The U.S. has a long, unsuccessful history of Haitian intervention. Three thousand U.S. Marine Corps troops occupied Haiti from 1915 to 1934 to restore financial and political stability during an era when U.S. bank interests were teetering. Two decades later, Washington initially supported the brutal, murderous François “Papa Doc” Duvalier dictatorship. After “Papa Doc’s” death, the U.S. acknowledged his son, “Baby Doc.” The federal government defended its pro-Duvalier position because both father and son were vigorous anti-Communists. Then, about 20,000 U.S. forces invaded Haiti in 1994 to restore ousted President Jean-Bertrand Aristide and returned in 2004 to reestablish order after Aristide fled to exile. In 2011, the U.S. helped Michel Martelly win the Haitian presidency. Martelly is better known as pop singer “Sweet Micky.” Last year, the U.N. accused Martelly of using gangs to expand his influence to advance his political agenda which contributed to ongoing instability, the impacts of which are still being felt today.
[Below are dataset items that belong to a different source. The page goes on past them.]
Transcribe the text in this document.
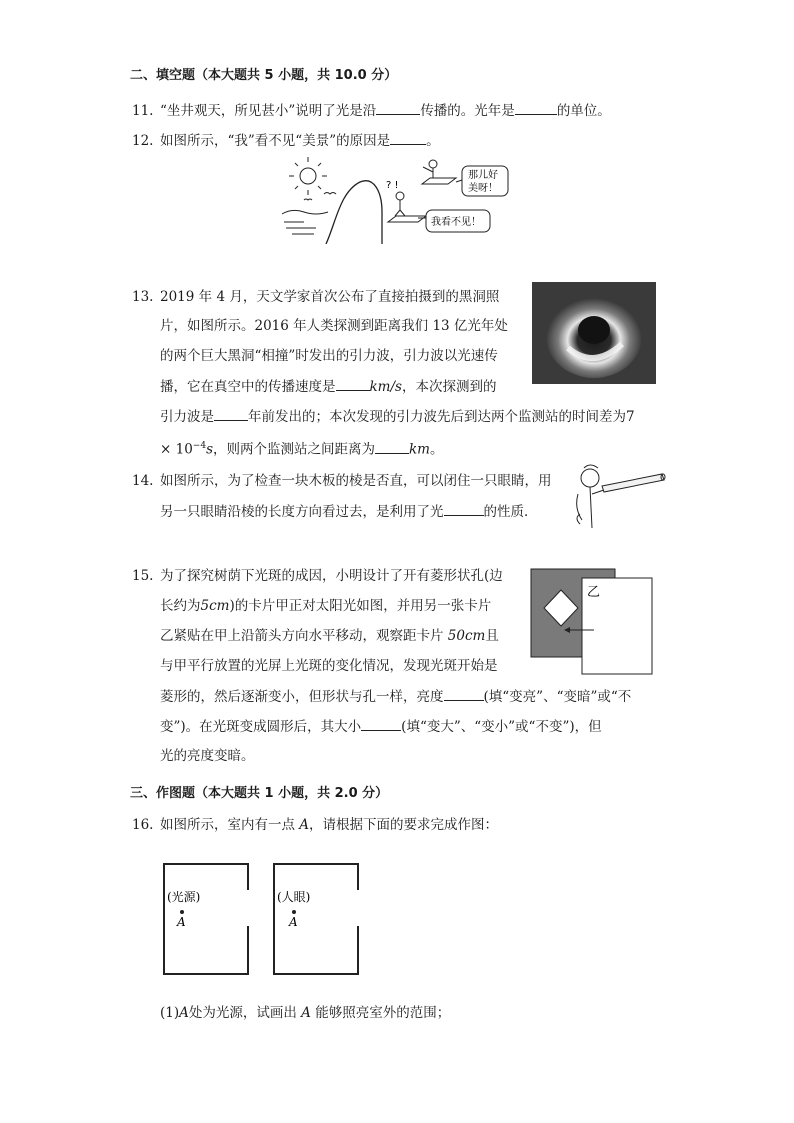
二、填空题（本大题共 5 小题，共 10.0 分）
11. “坐井观天，所见甚小”说明了光是沿	传播的。光年是	的单位。
12. 如图所示，“我”看不见“美景”的原因是	。
? !
那儿好
美呀！
我看不见！
13. 2019 年 4 月，天文学家首次公布了直接拍摄到的黑洞照
片，如图所示。2016 年人类探测到距离我们 13 亿光年处
的两个巨大黑洞“相撞”时发出的引力波，引力波以光速传
播，它在真空中的传播速度是	km/s，本次探测到的
引力波是	年前发出的；本次发现的引力波先后到达两个监测站的时间差为7
× $10^{-4}s$，则两个监测站之间距离为	km。
14. 如图所示，为了检查一块木板的棱是否直，可以闭住一只眼睛，用
另一只眼睛沿棱的长度方向看过去，是利用了光	的性质．
15. 为了探究树荫下光斑的成因，小明设计了开有菱形状孔(边
长约为5cm)的卡片甲正对太阳光如图，并用另一张卡片
乙紧贴在甲上沿箭头方向水平移动，观察距卡片 50cm且
与甲平行放置的光屏上光斑的变化情况，发现光斑开始是
菱形的，然后逐渐变小，但形状与孔一样，亮度	(填“变亮”、“变暗”或“不
变”)。在光斑变成圆形后，其大小	(填“变大”、“变小”或“不变”)，但
光的亮度变暗。
乙
三、作图题（本大题共 1 小题，共 2.0 分）
16. 如图所示，室内有一点 A，请根据下面的要求完成作图：
(光源)
A
(人眼)
A
(1)A处为光源，试画出 A 能够照亮室外的范围；
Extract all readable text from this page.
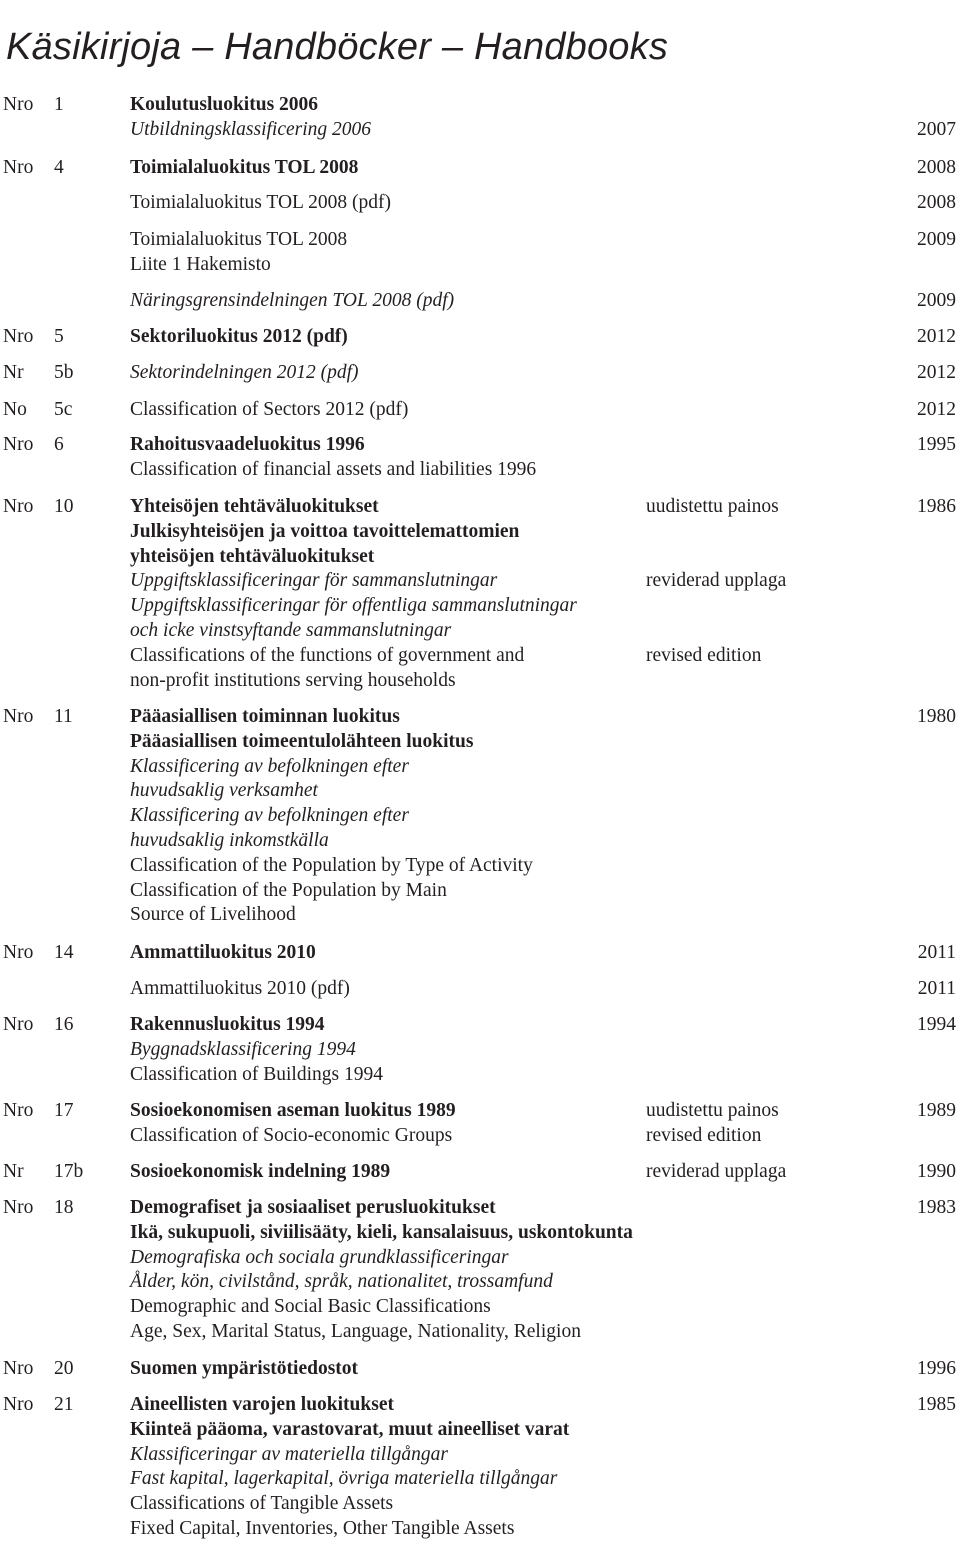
Käsikirjoja – Handböcker – Handbooks
Nro 1	Koulutusluokitus 2006
Utbildningsklassificering 2006	2007
Nro 4	Toimialaluokitus TOL 2008	2008
Toimialaluokitus TOL 2008 (pdf)	2008
Toimialaluokitus TOL 2008	2009
Liite 1 Hakemisto
Näringsgrensindelningen TOL 2008 (pdf)	2009
Nro 5	Sektoriluokitus 2012 (pdf)	2012
Nr 5b	Sektorindelningen 2012 (pdf)	2012
No 5c	Classification of Sectors 2012 (pdf)	2012
Nro 6	Rahoitusvaadeluokitus 1996	1995
Classification of financial assets and liabilities 1996
Nro 10	Yhteisöjen tehtäväluokitukset	uudistettu painos	1986
Julkisyhteisöjen ja voittoa tavoittelemattomien
yhteisöjen tehtäväluokitukset
Uppgiftsklassificeringar för sammanslutningar	reviderad upplaga
Uppgiftsklassificeringar för offentliga sammanslutningar
och icke vinstsyftande sammanslutningar
Classifications of the functions of government and	revised edition
non-profit institutions serving households
Nro 11	Pääasiallisen toiminnan luokitus	1980
Pääasiallisen toimeentulolähteen luokitus
Klassificering av befolkningen efter
huvudsaklig verksamhet
Klassificering av befolkningen efter
huvudsaklig inkomstkälla
Classification of the Population by Type of Activity
Classification of the Population by Main
Source of Livelihood
Nro 14	Ammattiluokitus 2010	2011
Ammattiluokitus 2010 (pdf)	2011
Nro 16	Rakennusluokitus 1994	1994
Byggnadsklassificering 1994
Classification of Buildings 1994
Nro 17	Sosioekonomisen aseman luokitus 1989	uudistettu painos	1989
Classification of Socio-economic Groups	revised edition
Nr 17b Sosioekonomisk indelning 1989	reviderad upplaga	1990
Nro 18	Demografiset ja sosiaaliset perusluokitukset	1983
Ikä, sukupuoli, siviilisääty, kieli, kansalaisuus, uskontokunta
Demografiska och sociala grundklassificeringar
Ålder, kön, civilstånd, språk, nationalitet, trossamfund
Demographic and Social Basic Classifications
Age, Sex, Marital Status, Language, Nationality, Religion
Nro 20	Suomen ympäristötiedostot	1996
Nro 21	Aineellisten varojen luokitukset	1985
Kiinteä pääoma, varastovarat, muut aineelliset varat
Klassificeringar av materiella tillgångar
Fast kapital, lagerkapital, övriga materiella tillgångar
Classifications of Tangible Assets
Fixed Capital, Inventories, Other Tangible Assets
Various White House administrations have acted aggressively on Haiti’s behalf. In 1998, the Clinton administration passed the Haitian Refugee Immigrant Fairness Act Amnesty that granted permanent residency status to approximately 125,000 Haitians, their wives and children on the condition that he had been physically present in the U.S. for at least one year and is physically present in the United States on the date the application for such adjustment is filed. President Biden included Haitians in his CHNV parole program which allows up to 30,000 inadmissible nationals from Cuba, Haiti, Nicaragua and Venezuela to enter per month on two-year parole periods that include work authorization. Under a provision of the Refugee Assistance Education Act of 1980, every Cuban and Haitian national who has been admitted under the CHNV program is eligible to immediately apply for Medicaid, SNAP, and TANF as well as every national of either country who was paroled after making an appointment at a port of entry using the CBP One app. Also included for extensive affirmative benefits are every Cuban and Haitian national apprehended at the Southwest border and either paroled or placed into removal proceedings. Alvarez, the Haitian accused child rapist, entered under CHNV.
Moreover, Department of Homeland Security Secretary Alejandro Mayorkas announced on December 5, 2022, that he will extend and re-designate Haiti for Temporary Protected Status (TPS). TPS protects aliens from removal if they entered the United States prior to a country’s TPS designation and provides beneficiaries work authorization. TPS beneficiaries rarely return home; the label “temporary” translates to “permanent.”
Although the predicted Haitian surge to the U.S. has not happened yet, the U.S. should assure that it does not. That means that in addition to measures like those that DeSantis has taken to shore up enforcement to keep Haitian aliens out, the federal government should consider sending troops to Haiti to restore order and minimize its nationals efforts to flee. The U.S. cannot become the last port in every global storm. The likelihood of Biden sending a small peace-keeping contingent to Haiti is near zero. The president has demonstrated repeatedly that he doesn’t care about the chaos and violence that unfettered illegal immigration creates.
Joe Guzzardi is an Institute for Sound Public Policy analyst who has been writing about immigration for more than 30 years.